Катерина Федоровна, как лунатик, прошла через столовую на полоску света, выбивавшуюся из комнаты Минны Ивановны.
– Катя, – плачущим голосом крикнула мать. Она сидела в постели со взбитыми высоко подушками. Из рук её выпал роман Вернер[117]
. В глазах был страх… Даже теперь, подготовленная к истине истерикой Сони, которая в три часа ночи ворвалась к матери, жаждая излить перед нею свою страстную скорбь, свою жгучую ревность, – обезумев от всего, что она угадывала в этом необычайном поведении гордой сестры, – даже теперь огорченная мать не осмелилась стать судьей своей Кати… Всю ночь она молила Соню дождаться возвращения сестры, не будить прислугу, замять назревающий скандал…А Катерина Федоровна, как во сне, подошла к постели, опустилась на колени на бархатный коврик. И просто, как-то бездумно сказала:
– Благословите меня, мама! Я – невеста Тобольцева…
– Катя!.. – Минна Ивановна затряслась от рыданий. Она не ждала такой счастливой и скорой развязки. Конечно, для девушки, которая на рассвете возвращается домой, эта развязка – счастие!.. Но Соня, несчастная Соня! её любимое дитя…
– Мама… Он ждет там… Что мне ему сказать?

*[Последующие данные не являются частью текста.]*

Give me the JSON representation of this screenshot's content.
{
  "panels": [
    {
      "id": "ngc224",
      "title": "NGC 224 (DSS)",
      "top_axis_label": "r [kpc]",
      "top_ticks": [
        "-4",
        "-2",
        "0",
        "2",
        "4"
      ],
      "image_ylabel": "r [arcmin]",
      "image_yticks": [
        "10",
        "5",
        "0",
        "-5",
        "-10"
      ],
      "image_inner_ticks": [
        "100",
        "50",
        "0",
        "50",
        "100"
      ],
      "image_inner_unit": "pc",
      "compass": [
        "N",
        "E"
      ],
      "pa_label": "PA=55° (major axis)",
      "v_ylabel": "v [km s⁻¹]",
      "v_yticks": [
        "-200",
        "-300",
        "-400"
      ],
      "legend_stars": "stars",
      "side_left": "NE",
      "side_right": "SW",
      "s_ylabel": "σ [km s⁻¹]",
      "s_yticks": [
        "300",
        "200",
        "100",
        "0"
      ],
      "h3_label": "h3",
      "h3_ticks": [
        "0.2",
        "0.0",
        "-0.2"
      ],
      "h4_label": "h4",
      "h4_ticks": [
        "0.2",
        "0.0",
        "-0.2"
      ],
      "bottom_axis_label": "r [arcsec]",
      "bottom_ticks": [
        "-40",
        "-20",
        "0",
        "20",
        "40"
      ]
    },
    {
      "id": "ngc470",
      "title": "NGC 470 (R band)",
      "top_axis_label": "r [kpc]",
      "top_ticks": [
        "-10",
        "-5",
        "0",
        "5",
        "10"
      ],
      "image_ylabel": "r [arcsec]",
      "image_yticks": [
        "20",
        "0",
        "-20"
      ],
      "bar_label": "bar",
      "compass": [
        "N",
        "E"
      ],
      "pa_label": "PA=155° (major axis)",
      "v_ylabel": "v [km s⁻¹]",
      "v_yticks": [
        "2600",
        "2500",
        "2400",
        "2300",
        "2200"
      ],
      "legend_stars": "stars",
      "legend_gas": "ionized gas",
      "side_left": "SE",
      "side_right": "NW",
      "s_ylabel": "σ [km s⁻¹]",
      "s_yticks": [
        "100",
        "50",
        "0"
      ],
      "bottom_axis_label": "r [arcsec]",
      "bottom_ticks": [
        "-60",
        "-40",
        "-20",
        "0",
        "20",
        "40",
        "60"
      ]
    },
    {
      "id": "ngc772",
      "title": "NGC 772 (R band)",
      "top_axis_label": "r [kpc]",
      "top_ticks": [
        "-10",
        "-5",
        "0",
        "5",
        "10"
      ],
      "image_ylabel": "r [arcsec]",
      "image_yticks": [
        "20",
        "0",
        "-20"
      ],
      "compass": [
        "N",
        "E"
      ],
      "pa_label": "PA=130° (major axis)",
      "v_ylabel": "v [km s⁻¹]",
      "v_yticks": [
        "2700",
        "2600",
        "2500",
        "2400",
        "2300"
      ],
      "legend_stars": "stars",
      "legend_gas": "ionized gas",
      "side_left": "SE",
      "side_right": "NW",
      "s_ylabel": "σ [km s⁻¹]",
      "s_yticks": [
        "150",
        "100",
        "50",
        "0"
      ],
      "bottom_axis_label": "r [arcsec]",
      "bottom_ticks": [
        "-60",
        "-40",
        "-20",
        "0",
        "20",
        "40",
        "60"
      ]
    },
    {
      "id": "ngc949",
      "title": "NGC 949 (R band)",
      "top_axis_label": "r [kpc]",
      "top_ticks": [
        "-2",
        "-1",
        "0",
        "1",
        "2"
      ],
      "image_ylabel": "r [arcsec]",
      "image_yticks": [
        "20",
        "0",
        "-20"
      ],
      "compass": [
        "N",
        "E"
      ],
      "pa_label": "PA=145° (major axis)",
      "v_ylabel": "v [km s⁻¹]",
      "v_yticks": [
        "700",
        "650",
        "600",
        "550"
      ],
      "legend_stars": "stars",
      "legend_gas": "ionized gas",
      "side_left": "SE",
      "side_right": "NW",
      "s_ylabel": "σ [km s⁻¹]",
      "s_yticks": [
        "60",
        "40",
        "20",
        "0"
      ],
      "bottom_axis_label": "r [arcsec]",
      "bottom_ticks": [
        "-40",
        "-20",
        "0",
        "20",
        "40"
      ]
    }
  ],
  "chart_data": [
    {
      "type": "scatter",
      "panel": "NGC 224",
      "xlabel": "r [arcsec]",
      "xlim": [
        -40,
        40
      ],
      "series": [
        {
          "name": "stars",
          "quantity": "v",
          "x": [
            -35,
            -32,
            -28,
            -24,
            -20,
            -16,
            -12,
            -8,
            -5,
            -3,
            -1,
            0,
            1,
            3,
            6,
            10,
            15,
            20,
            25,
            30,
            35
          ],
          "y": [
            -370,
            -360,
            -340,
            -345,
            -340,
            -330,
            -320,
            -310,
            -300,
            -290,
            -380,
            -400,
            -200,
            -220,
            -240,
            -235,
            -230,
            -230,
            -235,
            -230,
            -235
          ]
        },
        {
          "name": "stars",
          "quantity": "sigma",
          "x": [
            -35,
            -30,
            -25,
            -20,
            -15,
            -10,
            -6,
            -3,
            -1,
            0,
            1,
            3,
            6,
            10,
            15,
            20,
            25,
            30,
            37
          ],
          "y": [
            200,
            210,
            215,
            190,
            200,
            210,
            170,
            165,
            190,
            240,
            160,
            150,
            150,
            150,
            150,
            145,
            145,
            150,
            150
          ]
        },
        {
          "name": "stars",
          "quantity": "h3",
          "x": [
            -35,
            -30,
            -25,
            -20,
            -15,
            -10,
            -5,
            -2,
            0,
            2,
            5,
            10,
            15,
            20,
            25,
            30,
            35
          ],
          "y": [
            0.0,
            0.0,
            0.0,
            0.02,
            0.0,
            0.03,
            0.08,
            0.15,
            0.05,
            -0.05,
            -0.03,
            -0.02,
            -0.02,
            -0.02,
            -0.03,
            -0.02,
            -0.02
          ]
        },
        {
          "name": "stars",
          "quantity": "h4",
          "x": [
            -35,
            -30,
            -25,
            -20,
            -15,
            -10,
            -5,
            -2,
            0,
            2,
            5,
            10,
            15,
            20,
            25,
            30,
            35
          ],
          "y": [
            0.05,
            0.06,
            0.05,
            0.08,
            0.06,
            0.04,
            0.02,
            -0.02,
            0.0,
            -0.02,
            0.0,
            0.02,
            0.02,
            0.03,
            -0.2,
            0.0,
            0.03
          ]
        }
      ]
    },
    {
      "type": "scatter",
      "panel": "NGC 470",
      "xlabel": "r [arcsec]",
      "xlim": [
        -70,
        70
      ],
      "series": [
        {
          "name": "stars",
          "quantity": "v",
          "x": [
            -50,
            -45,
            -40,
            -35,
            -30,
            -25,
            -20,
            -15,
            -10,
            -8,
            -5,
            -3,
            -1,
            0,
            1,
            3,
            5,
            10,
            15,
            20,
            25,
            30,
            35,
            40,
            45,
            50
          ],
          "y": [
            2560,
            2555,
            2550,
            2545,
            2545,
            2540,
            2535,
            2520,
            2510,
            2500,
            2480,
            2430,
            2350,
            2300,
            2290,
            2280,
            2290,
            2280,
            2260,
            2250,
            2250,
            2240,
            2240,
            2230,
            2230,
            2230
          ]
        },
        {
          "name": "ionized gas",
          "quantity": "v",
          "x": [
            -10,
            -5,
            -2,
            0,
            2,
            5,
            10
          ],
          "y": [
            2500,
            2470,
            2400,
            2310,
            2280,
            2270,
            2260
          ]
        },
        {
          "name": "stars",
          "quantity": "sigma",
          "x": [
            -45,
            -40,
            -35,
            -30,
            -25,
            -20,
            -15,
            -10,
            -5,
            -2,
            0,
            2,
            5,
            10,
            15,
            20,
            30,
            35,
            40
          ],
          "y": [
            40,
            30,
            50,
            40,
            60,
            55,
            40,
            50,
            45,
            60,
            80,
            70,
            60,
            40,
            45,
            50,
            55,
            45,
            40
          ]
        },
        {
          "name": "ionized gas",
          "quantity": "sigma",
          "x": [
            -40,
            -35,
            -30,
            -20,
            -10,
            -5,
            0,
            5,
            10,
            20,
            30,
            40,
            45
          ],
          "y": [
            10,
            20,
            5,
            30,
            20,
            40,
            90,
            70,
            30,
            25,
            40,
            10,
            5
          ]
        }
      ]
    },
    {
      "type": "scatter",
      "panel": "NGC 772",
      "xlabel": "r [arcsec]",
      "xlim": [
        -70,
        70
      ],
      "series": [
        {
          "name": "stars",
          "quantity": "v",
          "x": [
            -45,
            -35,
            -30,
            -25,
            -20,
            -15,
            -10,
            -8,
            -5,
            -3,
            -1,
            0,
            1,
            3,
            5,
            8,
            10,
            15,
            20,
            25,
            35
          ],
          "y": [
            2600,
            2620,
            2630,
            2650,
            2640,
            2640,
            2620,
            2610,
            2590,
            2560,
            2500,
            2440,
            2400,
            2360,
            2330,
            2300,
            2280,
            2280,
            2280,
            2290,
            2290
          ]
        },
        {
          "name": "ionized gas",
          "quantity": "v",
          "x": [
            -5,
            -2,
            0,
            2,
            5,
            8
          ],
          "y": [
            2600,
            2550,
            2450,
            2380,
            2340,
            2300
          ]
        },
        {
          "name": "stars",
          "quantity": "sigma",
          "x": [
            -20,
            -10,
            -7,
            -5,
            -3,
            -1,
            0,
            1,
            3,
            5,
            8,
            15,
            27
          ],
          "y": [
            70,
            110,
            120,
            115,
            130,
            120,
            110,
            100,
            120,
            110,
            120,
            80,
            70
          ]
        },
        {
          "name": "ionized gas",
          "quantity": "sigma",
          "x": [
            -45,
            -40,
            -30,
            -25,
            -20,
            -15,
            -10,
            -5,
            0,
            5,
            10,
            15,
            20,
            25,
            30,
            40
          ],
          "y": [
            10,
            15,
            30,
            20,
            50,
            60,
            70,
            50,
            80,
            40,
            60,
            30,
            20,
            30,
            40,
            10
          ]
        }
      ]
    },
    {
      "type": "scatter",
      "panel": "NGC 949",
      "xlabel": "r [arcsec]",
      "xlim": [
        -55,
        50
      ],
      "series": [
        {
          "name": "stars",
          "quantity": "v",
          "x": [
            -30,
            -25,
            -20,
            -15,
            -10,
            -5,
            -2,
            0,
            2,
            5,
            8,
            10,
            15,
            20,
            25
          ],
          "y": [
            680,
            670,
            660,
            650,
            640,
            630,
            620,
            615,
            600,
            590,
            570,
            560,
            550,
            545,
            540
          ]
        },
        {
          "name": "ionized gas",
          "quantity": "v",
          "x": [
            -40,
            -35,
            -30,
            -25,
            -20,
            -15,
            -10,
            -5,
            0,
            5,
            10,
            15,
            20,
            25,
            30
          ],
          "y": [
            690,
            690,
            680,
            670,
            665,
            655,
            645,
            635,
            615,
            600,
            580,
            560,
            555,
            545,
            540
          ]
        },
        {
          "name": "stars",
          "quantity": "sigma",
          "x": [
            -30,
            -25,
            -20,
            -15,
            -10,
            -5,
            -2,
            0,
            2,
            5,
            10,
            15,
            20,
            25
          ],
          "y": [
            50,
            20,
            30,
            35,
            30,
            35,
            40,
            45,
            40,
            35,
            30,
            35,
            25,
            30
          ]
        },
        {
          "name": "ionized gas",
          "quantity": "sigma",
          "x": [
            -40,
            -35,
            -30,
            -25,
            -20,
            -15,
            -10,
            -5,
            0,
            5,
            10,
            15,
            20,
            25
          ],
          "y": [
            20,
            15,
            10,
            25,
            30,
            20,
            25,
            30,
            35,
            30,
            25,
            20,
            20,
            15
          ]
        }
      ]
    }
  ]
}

Ведь вы рады за меня? О чем же вы плачете? Скажите мне только: да!..
И, стряхнув с себя чары этой ночи при виде волнения матери, она страстно целовала её голову и руки. И плакала сама от радости и смеялась, как сумасшедшая…
А в передней было тихо. Приглядевшийся к тьме глаз Тобольцева различил контур какой-то фигуры в углу, и сердце его дрогнуло от мистического страха.
– Кто там? – хрипло спросил он… Ответа не было.
Тогда он подошел и протянул руки. Но не успел он понять, что это Соня, как она обняла его и прижалась к нему, судорожно и страстно, всем стройным, гибким телом.
Впоследствии, вспоминая эту странную минуту, он всегда вспоминал и ощущение, вызванное в нем этим объятием. Казалось, Соня не имела костей: так покорно и неотразимо прильнула она к нему всеми линиями тела, как бы сливаясь с ним в одно… Ему казалось потом, что это был кошмар…
Волна её душистых волос покрыла ему лицо, и ему почудилось, что воздуха не хватает. Он задрожал и зашатался…
Стукнула дверь где-то… Он дрогнул, глухо застонал и оторвал от себя худенькие ручки.
– О, убейте меня!.. Убейте!.. Все равно! Не могу жить без вас! – расслышал он задыхающийся шепот.
– Андрей! Иди сюда… Мама хочет благословить….
Тобольцев не помнит, как он очутился у постели Минны Ивановны, как затворилась за ним, наконец, дверь этого дома…
«Какое несчастие!» – говорил он себе, едучи домой уже засветло. И всякий раз, когда он вспоминал шепот Сони и это дикое объятие, он весь вздрагивал от наслаждения.
Он не раскаивался… Убыло его, что ли, оттого, что он ответил на поцелуй обезумевшей девочки? И какое «свинство» (он так и сказал себе: «свинство») было бы в минуту такого аффекта с его стороны разыграть Иосифа Прекрасного и грубо оттолкнуть от себя это очаровательное дитя! Но ему было жаль этого красивого порыва, этого прекрасного чувства, этой энергии, погибших бесплодно… «О, убейте меня, убейте!..» Что-то трагическое чудилось ему в этих звуках. Ах, зачем именно его выбрала эти стихийная страсть? «Бедная девочка!..»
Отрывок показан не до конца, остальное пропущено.